While Pearson’s financial claim may dwarf those of other frivolous lawsuits, he is not alone in filing them — and in driving up the costs all of us must pay for goods and services as a result.
One of the most recent cases involves Anne Volpe, an Owings Mills resident. She filed suit against T.J. Maxx at 9616 Reisterstown Road in Owings Mills in Baltimore County Circuit Court for $550,000 earlier this month, claiming she broke her arm as a result of a hanger on the floor.
Volpe “fell to the ground with great force and violence, causing injury,” according to the lawsuit.
As a result, she experiences “great pain and mental anguish” and “will continue to suffer a severe shock to her nerves and nervous system.”
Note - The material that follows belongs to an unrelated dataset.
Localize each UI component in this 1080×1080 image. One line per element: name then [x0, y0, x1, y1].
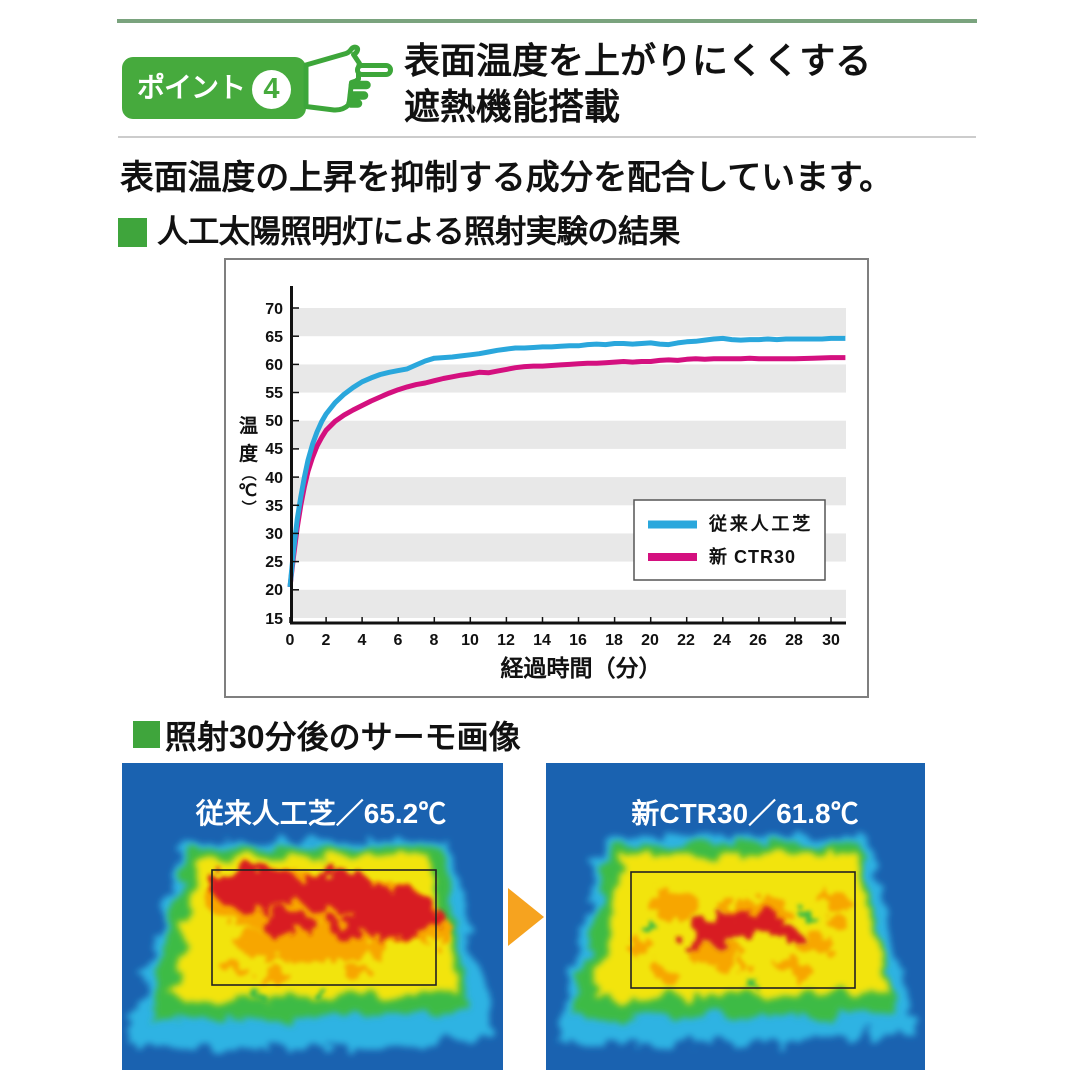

We are sorry she fell, but $550,000 in no way corresponds to the severity of the injury.
And a hanger on the floor in no way indicates the store created an unsafe environment. Does Ms. Volpe expect someone to shadow her and every other patron in the store while they shop to ensure nothing falls on the floor? It’s a clothing store. Hangers fall. Clothes fall. Besides, people go to discount retailers like T.J. Maxx expecting cramped racks and a few strewn items. It’s part of the process of finding a great designer bargain. Any veteran of Filene’s Basement’s annual wedding gown sale can tell you about a hostile retail environment. A stray hanger does not even register on the scale of “unsafe.”
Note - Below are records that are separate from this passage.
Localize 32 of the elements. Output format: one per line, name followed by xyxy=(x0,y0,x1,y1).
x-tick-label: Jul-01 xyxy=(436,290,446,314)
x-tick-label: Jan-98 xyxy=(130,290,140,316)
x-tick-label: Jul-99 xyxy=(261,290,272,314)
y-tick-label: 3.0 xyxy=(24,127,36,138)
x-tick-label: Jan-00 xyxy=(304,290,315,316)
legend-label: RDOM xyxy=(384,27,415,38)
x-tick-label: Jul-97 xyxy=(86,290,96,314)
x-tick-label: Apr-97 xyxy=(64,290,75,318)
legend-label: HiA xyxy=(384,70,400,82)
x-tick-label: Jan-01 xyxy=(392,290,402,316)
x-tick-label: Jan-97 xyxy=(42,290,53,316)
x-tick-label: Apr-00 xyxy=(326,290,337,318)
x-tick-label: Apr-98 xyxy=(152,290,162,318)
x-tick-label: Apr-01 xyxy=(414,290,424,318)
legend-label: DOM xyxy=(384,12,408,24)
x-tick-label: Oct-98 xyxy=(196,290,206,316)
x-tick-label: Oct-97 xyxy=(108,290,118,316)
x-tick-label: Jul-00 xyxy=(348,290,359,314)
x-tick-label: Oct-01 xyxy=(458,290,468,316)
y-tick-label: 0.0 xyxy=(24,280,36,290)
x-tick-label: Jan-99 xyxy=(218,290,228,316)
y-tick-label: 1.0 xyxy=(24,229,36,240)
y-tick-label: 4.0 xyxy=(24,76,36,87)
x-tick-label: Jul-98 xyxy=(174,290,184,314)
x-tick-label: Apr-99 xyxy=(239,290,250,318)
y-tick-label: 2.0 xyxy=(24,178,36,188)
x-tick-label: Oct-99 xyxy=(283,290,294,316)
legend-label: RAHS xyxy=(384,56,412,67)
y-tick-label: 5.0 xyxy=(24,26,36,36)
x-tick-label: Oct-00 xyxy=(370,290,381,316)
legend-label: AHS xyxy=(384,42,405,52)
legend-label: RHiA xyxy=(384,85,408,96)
The judge who draws the case should throw it out. Immediately. If a jury decides it, it must find for the company. If the Ann Volpes of the world get their way, T.J. Maxxes wouldn’t exist. They couldn’t afford the legal fees.
And as Mike Kostinsky and Todd Lamb wrote in these pages recently, frivolous lawsuits often bankrupt small businesses, the same companies responsible for creating about 75 percent of new jobs and employing half of those in the private sector. And according to “Jackpot Justice: The True Cost of America’s Tort System,” a recent study from the conservative Pacific Research Institute in San Francisco, tort abuse costs Americans $865 billion a year in higher costs for goods and services.
So while Volpe’s case may not seem like much, her suit, combined with all the others around the nation, makes life more expensive for everyone. It does not deserve to go forward.